Clinton accuser Kathleen Willey told an interviewer in 2016, “The mainstream press is calling all of Bill Clinton’s crimes infidelities. Rape, sexual assault and sexual harassment are not infidelities. They are crimes …”
It is baffling to me that today, in this so-called woke era, a man like Clinton can so cavalierly dismiss his past bad acts and his explanation is simply accepted, save for a bit of razzing in the media. Clinton made no mention of all the women left to struggle in his wake. Not a word was said about why he thought he could lie under oath to a federal grand jury probing his sexual improprieties and obstruct justice by asking Lewinsky to lie about their affair. Clinton offered no apologies, no hint of contrition about what his brutish, criminal predations cost the country during his impeachment spectacle in 1998.

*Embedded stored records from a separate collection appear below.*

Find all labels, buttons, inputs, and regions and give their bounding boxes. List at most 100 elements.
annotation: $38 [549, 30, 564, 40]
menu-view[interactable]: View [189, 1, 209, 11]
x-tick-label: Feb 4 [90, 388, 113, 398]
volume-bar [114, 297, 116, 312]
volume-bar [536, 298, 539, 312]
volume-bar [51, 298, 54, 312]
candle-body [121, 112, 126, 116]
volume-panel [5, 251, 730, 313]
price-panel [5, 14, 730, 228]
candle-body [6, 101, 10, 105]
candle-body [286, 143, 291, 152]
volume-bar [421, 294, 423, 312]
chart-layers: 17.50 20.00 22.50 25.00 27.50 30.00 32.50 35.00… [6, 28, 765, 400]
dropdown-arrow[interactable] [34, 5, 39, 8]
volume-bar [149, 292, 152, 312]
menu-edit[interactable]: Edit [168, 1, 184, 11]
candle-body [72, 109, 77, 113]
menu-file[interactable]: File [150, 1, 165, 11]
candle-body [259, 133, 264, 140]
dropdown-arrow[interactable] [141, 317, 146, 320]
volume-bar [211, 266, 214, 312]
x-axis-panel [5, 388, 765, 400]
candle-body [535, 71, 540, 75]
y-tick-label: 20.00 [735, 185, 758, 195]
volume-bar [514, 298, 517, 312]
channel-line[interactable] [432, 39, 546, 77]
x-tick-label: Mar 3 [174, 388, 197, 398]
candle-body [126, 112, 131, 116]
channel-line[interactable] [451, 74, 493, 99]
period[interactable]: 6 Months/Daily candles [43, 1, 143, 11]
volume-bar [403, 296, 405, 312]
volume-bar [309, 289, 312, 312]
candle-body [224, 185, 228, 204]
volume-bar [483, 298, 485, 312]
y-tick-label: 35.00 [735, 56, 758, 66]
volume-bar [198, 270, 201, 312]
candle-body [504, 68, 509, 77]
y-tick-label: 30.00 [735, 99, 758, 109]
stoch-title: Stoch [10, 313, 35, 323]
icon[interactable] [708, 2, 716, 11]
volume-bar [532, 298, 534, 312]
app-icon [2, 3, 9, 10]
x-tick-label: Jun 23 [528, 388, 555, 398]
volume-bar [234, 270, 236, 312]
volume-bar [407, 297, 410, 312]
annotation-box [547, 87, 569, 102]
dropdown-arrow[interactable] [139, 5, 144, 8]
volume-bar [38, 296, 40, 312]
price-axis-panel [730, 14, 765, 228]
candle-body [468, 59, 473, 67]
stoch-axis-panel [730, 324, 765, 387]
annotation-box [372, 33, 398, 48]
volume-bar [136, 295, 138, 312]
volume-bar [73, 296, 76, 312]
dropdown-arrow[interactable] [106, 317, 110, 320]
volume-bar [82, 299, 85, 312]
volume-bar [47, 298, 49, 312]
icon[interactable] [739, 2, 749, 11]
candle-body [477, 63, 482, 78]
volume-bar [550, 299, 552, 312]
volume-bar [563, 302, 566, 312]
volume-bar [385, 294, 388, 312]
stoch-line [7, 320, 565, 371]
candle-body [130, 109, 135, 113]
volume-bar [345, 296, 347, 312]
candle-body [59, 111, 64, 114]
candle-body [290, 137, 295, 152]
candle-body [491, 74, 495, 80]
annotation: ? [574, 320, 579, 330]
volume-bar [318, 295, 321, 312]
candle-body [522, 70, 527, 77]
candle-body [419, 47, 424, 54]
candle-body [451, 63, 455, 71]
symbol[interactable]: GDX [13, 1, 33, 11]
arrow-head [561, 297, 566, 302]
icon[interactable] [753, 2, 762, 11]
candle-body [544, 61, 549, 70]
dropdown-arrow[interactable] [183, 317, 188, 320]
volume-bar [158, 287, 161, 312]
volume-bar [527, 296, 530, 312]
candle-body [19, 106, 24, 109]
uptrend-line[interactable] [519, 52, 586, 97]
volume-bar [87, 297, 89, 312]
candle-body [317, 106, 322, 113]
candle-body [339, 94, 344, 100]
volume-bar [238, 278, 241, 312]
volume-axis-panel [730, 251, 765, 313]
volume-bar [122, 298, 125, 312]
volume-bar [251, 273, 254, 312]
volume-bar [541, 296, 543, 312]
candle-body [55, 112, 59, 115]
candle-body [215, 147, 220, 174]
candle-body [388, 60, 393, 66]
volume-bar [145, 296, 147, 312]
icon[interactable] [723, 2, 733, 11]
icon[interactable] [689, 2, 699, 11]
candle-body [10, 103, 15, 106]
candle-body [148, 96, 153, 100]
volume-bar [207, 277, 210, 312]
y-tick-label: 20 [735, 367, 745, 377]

Can you imagine any politician today – be they Democrat or Republican – being able to simply walk away from such sexually charged revelations with a spineless explanation about it being a byproduct of “managing anxieties”? It would never be allowed to happen today.
So why is Bill Clinton still in the spotlight? Why hasn’t he been ostracized, erased from society, like so many other accused sexual predators? Just ask some of the Clintons’ Hollywood pals who have been expunged from society in the wake of the #MeToo movement if they think this is equitable treatment.
Release of the 2020 documentary about Hillary Clinton was obviously well timed to drop just months ahead of what looked like it could have been a brokered Democratic National Convention. No doubt the Clintons were hoping it would boost Hillary’s standing should the convention deadlock and need an alternative candidate. Once again, Bill and Hill banked on their star quality to ensure the most loyal in their party would still have their blinders on.
My eyes are wide open.
Diane Dimond is a nationally syndicated columnist.